Drive-in fireworks event on Guy Fawkes Night: Autumn Lights, Elvington Airfield, near York, November 5, 5pm to 8.30pm
ELVINGTON Airfield will be the setting for Autumn Lights’ spectacle of light on Guy Fawkes Night in a drive-in event billed as “York’s biggest fireworks extravaganza”.
Look out for a hot air balloon nightglow (albeit with the balloon inflation dependant on the weather), fire shows and street food at this Covid-secure evening with car parking and space to get out and enjoy the show. Find out more at Facebook.com/autmunlightsuk and Instagram @autumnlightsuk.
Rearranged concert of the month ahead: Kathryn Roberts and Sean Lakeman, National Centre for Early Music, York, November 17, 6pm and 8.30pm
KATHRYN Roberts and Sean Lakeman, partners in life and music, had to postpone their April 22 show at the NCEM. Now, instead, they will play not one, but two, hour-long shows, each featuring the same set list, as they mark 25 years of making folk music together.
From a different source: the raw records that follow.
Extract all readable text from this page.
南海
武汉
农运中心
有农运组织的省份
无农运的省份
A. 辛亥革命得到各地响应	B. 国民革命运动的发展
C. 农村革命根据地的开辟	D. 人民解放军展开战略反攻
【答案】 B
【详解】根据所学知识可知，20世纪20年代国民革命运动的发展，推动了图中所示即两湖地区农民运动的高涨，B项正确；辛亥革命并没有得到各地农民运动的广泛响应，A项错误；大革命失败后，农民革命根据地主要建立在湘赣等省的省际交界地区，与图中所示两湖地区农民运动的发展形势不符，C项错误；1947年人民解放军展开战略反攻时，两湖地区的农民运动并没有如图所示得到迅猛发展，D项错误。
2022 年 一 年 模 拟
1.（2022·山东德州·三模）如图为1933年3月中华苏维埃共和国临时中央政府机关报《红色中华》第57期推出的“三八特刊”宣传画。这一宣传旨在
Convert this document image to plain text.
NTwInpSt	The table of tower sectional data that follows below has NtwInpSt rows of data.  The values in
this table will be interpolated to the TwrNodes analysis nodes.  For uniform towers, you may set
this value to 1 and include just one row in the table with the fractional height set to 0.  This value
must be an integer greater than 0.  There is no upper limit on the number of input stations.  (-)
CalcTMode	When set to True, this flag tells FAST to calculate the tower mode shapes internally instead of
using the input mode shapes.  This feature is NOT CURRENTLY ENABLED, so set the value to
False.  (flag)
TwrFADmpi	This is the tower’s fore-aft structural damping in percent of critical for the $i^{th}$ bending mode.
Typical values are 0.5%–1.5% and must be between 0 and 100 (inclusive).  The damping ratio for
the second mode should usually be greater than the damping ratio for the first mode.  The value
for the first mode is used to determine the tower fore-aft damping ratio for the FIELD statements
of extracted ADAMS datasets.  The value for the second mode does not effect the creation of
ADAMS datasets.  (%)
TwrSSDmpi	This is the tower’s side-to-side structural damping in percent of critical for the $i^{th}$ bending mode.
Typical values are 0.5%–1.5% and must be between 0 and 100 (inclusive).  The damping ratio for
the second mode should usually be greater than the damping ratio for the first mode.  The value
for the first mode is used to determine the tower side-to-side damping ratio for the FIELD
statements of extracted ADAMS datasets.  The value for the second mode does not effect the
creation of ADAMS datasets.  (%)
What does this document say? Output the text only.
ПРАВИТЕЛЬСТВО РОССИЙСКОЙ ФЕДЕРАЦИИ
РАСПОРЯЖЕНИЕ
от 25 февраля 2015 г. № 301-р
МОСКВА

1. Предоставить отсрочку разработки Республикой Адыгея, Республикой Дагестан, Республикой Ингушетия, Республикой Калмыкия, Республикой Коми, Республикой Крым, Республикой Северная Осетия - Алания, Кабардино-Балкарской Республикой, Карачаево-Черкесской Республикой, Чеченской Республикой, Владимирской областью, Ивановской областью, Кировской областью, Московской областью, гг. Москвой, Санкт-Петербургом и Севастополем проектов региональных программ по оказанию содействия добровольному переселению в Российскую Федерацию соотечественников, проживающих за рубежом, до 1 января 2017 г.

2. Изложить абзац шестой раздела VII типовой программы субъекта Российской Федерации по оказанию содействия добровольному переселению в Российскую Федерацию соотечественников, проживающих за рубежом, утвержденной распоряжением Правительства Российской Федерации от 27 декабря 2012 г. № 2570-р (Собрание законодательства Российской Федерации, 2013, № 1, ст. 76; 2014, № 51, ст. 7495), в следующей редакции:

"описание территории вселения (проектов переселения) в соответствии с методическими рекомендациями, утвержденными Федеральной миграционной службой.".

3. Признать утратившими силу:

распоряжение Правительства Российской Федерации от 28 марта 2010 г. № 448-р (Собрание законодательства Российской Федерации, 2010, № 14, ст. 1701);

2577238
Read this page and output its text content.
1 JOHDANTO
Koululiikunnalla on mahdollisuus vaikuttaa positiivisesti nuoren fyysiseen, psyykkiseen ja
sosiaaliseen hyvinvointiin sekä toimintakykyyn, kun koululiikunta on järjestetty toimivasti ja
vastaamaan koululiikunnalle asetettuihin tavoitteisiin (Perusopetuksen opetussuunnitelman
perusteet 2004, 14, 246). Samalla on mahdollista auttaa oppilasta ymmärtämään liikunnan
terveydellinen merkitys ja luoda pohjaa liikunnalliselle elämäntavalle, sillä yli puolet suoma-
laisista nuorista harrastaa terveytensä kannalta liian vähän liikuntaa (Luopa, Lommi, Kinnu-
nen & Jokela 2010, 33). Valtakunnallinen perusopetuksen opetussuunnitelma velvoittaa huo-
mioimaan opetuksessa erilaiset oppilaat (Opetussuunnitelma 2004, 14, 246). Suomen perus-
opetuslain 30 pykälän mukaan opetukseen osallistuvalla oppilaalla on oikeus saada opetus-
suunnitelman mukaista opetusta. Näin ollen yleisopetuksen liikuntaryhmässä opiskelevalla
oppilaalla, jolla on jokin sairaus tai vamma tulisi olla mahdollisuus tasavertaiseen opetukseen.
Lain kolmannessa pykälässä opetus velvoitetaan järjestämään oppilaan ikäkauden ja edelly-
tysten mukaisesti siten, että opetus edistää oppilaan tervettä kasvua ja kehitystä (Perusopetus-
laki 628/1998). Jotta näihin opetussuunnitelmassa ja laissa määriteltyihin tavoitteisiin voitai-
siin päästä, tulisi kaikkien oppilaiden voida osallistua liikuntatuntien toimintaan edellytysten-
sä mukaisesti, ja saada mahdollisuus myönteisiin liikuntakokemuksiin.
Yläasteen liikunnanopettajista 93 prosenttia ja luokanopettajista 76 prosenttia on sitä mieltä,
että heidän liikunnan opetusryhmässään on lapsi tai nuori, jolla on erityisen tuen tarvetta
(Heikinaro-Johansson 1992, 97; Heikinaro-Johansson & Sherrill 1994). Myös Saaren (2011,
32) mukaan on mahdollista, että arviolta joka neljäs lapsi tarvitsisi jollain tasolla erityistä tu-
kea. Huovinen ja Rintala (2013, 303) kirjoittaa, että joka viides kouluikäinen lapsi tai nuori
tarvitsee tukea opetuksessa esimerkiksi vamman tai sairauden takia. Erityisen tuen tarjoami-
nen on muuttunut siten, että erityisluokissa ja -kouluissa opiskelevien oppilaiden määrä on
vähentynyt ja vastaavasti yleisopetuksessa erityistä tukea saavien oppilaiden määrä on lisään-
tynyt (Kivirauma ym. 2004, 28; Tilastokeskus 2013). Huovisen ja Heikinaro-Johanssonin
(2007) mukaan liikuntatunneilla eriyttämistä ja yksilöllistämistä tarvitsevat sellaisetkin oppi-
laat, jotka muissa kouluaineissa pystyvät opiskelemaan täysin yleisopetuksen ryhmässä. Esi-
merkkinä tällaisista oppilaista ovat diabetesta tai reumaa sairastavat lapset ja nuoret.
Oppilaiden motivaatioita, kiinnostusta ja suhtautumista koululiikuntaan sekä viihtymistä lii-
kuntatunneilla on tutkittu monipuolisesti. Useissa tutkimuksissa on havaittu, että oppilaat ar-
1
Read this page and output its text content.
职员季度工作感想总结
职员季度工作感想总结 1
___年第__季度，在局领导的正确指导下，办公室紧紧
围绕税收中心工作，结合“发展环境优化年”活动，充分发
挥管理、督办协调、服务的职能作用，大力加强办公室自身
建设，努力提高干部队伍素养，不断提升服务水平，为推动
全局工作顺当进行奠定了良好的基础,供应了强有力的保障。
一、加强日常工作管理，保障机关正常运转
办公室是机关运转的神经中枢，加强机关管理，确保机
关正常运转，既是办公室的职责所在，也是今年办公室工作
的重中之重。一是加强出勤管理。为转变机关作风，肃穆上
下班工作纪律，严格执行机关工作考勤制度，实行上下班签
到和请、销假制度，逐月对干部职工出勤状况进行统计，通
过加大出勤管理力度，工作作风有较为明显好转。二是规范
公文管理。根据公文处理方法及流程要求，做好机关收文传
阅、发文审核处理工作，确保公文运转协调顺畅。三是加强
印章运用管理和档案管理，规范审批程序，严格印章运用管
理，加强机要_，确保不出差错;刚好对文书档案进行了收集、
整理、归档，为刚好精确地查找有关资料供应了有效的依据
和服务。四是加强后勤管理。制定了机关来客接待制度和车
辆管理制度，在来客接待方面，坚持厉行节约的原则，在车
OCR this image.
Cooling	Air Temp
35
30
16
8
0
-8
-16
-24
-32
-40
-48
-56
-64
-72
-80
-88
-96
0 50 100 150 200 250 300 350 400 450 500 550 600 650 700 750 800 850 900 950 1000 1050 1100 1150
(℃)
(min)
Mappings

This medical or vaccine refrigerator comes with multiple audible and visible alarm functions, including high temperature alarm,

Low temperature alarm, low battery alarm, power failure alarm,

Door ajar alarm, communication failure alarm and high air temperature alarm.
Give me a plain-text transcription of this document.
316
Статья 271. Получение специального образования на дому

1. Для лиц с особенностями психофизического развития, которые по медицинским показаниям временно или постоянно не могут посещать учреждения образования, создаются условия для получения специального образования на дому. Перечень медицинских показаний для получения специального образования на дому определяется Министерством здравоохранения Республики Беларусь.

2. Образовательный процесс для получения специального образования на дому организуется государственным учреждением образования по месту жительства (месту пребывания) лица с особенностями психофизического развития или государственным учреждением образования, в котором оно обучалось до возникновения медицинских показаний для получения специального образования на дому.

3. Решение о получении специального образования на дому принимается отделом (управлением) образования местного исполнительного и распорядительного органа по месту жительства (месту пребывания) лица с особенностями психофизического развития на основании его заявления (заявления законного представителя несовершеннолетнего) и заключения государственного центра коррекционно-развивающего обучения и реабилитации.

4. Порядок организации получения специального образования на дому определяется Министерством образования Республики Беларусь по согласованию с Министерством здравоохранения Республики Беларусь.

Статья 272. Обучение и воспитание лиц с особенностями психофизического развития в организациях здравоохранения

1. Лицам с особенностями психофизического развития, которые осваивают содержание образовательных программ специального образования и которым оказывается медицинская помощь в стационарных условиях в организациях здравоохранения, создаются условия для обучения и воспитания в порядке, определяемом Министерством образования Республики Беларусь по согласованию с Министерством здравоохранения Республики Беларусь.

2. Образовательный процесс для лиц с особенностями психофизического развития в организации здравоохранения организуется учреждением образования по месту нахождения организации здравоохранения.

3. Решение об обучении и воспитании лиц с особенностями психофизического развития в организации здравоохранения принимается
To celebrate this milestone, the couple will revisit and reinterpret songs from the early days of folk supergroup Equation through to 2020’s album, On Reflection, with a nod or two along the way to their extracurricular musical adventures, in a whistle-stop tour through their artistic journey to date.
Limited seating will be available, each household/support bubble up to four people to be seated around small tables positioned at a two-metre social distance from others. Tickets go on sale tomorrow (October 9) at be on sale at blackswanfolkclub@yahoo.co.uk.
Looking ahead to next summer: RuPaul’s Drag Race: Werq The World, Scarborough Open Air Theatre, June 20 2021
COMBINING music, comedy, sassiness and lavish set-pieces to “create the biggest, brashest, most utterly glorious party night of the year”, the fourth UK and European RuPaul Drag Race tour show will see “an experiment gone wrong that sends Drag Race judge and 2019 Strictly Come Dancing contestant Michelle Visage spiralling through time with no way of returning home”.
Newly crowned Season 12 Drag Race winner Jaida Essence Hall, Asia O’Hara, Kameron Michaels, Plastique Tiara, Vanessa Vanjie and Yvie Oddly will be joined by stars from the latest latest USA, UK and Canadian seasons to “journey through iconic periods of history in the hope they will find their way back to the present day”.
Tickets for the only RuPaul’s Drag Race British outdoor show next summer, plus Olly Murs on July 10 and Nile Rodgers & Chic on August 20, are on sale via scarboroughopenairtheatre.com.
And what about?
Taking an autumn break in Norwich, Norfolk and on the Suffolk coast.